Oft wird behauptet, diese Wendungen des Alltags sind das Salz in der Lebenssuppe, aber ist dem wirklich so? Suchen wir das Abenteuer wirklich? Ist die Überhöhung ungewisser Umstände nicht vielmehr das Fügen in die Schicksalhaftigkeit der Geschehnisse? Geht nicht vielmehr von den Routinen, dem immer Gleichen, eine beruhigende, labsalende Wirkung aus? Denn wir haben es uns irgendwie nett eingerichtet in dieser Welt, ein Plätzchen erobert, und wenn wir da herausfallen, dann tut das manchmal ganz schön weh. Wie geprügelte Kinder ziehen wir uns daher gerne auf das Altbekannte zurück. Auch wenn uns das manchmal etwas langweilig erscheint.

Twitter trägt trotz aller gehetzt wirkenden Nachrichtenhuberei offenbar einen gehörigen Teil dazu bei, wie Luisante festgestellt hat.

Luisante

Dazu muss man wissen, dass der Herr Wimbauer ein Verleger, Publizist und vor allem Versandantiquar ist, der uns tagtäglich über seinen Lebenslauf informiert. Der ist nicht geprägt von Sensationen, Skurrilitäten und extremen Vorfällen. Vielmehr von immer wiederkehrenden Alltagstätigkeiten.
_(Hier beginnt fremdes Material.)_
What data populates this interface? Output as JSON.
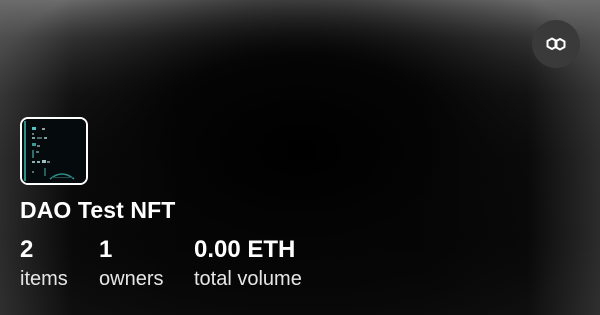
{
  "collection": {
    "name": "DAO Test NFT",
    "chain_icon": "polygon-icon"
  },
  "stats": [
    {
      "value": "2",
      "label": "items"
    },
    {
      "value": "1",
      "label": "owners"
    },
    {
      "value": "0.00 ETH",
      "label": "total volume"
    }
  ],
  "colors": {
    "background": "#050505",
    "text": "#ffffff",
    "badge": "#3a3a3a"
  }
}
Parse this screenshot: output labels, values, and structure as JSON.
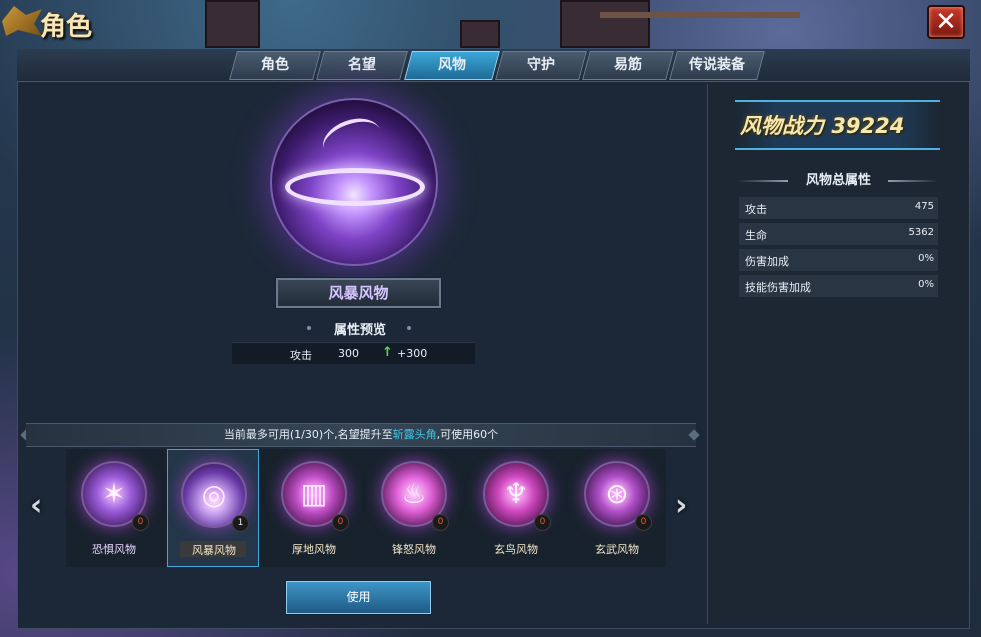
{
  "window": {
    "title": "角色",
    "close_label": "✕"
  },
  "tabs": [
    {
      "label": "角色",
      "active": false
    },
    {
      "label": "名望",
      "active": false
    },
    {
      "label": "风物",
      "active": true
    },
    {
      "label": "守护",
      "active": false
    },
    {
      "label": "易筋",
      "active": false
    },
    {
      "label": "传说装备",
      "active": false
    }
  ],
  "selected_item": {
    "name": "风暴风物",
    "preview_title": "属性预览",
    "preview": {
      "attr": "攻击",
      "value": "300",
      "bonus": "+300"
    }
  },
  "info": {
    "prefix": "当前最多可用(1/30)个,名望提升至",
    "highlight": "斩露头角",
    "suffix": ",可使用60个"
  },
  "carousel": {
    "prev_icon": "‹",
    "next_icon": "›",
    "items": [
      {
        "name": "恐惧风物",
        "count": "0",
        "icon": "fear-emblem-icon",
        "color": "#9a5ad8",
        "name_color": "#e6d2ff"
      },
      {
        "name": "风暴风物",
        "count": "1",
        "icon": "storm-vortex-icon",
        "color": "#b08ae0",
        "name_color": "#f2e6c8"
      },
      {
        "name": "厚地风物",
        "count": "0",
        "icon": "earth-pillar-icon",
        "color": "#c050c8",
        "name_color": "#f2e6c8"
      },
      {
        "name": "锋怒风物",
        "count": "0",
        "icon": "rage-flame-icon",
        "color": "#e060d8",
        "name_color": "#f2e6c8"
      },
      {
        "name": "玄鸟风物",
        "count": "0",
        "icon": "phoenix-flame-icon",
        "color": "#d048c0",
        "name_color": "#f2e6c8"
      },
      {
        "name": "玄武风物",
        "count": "0",
        "icon": "planet-orbit-icon",
        "color": "#b050c8",
        "name_color": "#f2e6c8"
      }
    ]
  },
  "use_button": "使用",
  "right_panel": {
    "power_label": "风物战力",
    "power_value": "39224",
    "attr_title": "风物总属性",
    "attrs": [
      {
        "label": "攻击",
        "value": "475"
      },
      {
        "label": "生命",
        "value": "5362"
      },
      {
        "label": "伤害加成",
        "value": "0%"
      },
      {
        "label": "技能伤害加成",
        "value": "0%"
      }
    ]
  }
}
Da werden Bestellungen abgearbeitet, Bücher verpackt, dem Mahnwesen gehuldigt. Abends gibt es selbstgefertigtes Vegetarieressen – “100 % Bio wie immer” – und um Punkt 22 Uhr den schon fast sprichwörtlichen “Wein-nach-ten”.

Nun ist ja einer der Hauptvorwürfe gegen Twitter, dass all die veröffentlichten Kurznachrichten mit alltäglichen Vorgängen unbekannter Menschen unsinnig sind, nicht relevant, vielmehr total banal, was mit Absicht nach “total Banane” klingt. Das ist natürlich nicht ganz falsch, was die Inhalte an sich betrifft, gleichwohl Unfug, wie Luisante zu Recht nachgewiesen hat.

Das gleichmäßige Pulsieren unserer Timeline wird zu einem Stück Alltagsrhythmus. Alles ist gut, wenn es ist wie immer. Wenn es lauter wird, hektisch, chaotisch, dann wissen wir gleich: irgendwas ist passiert da draußen. Meistens nicht sehr angenehm. Deshalb brauchen wir diese Alltäglichkeiten, um ein bisschen Halt zu finden in diesem scheißhektischen Ding, das sie Welt nennen. Oder moderne Zeiten. Sie sollen zur Hölle fahren.